Minister of Health and Sanitation, Dr. Abubakarr Fofanah, said road safety was an individual, as well as a collective responsibility of all Sierra Leoneans, noting that the loss of people’s lives to road traffic accidents comes as a huge social and economic cost to the country.

“These are parents, children, breadwinners and other family members and professionals. Road fatalities cost the country millions of Leones each year, diverting scarce resources from other social and economic needs of the country,” he said.

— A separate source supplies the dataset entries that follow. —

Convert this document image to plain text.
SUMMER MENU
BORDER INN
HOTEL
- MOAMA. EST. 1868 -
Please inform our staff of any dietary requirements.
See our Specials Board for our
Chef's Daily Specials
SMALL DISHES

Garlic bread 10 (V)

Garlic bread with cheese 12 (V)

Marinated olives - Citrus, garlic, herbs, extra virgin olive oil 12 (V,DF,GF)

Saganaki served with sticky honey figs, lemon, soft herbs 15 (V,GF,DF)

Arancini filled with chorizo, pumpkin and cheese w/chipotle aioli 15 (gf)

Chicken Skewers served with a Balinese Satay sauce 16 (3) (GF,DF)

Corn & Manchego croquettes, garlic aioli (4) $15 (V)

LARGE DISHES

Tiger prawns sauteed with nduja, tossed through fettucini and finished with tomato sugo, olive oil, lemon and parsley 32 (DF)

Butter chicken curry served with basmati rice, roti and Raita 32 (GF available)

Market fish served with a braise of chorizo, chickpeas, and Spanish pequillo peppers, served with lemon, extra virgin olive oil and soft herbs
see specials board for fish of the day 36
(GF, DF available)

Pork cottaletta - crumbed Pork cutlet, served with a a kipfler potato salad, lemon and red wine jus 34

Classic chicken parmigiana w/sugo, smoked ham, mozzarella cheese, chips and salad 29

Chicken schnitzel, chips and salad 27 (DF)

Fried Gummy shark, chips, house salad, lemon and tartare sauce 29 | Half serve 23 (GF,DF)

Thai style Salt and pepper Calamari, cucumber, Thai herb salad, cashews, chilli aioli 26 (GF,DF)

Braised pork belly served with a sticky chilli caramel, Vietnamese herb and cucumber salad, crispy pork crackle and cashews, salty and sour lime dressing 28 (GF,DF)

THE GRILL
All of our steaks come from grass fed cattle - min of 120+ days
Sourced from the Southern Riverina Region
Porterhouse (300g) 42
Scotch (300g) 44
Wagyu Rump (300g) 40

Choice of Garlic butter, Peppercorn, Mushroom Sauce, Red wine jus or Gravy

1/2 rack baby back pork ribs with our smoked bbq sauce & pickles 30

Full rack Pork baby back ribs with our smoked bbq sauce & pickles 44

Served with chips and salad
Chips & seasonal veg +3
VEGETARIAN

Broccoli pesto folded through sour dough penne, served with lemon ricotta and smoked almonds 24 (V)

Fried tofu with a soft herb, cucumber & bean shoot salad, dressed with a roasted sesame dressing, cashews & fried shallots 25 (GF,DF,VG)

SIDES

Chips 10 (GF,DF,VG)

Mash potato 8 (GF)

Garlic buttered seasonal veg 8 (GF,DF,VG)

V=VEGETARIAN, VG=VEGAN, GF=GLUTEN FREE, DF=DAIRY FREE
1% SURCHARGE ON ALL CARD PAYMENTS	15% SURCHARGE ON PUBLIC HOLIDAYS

He called on SLRSA to adhere to the policy of driving test before issuing driving licenses, revise the current alcohol limits for drivers, support the ban on alcohol advertising, set up the investigations of fraudulent licensing centres, impound road unworthiness vehicles, introduce measures to reduce fatalities caused by stray animal, and encourage passengers to take responsibility for their own safety.

Mr. Gamanga of SLRSA said based on Police report, 304 people died of road accidents since January, this year, adding that the World Day of remembrance of road traffic victims was set aside to draw the attention of government to put efforts together to curb accidents.

“Out of that number, 123 died of motor bike accidents. Most of those victims are breadwinners or potential leaders that would have changed this country for the better,” he said.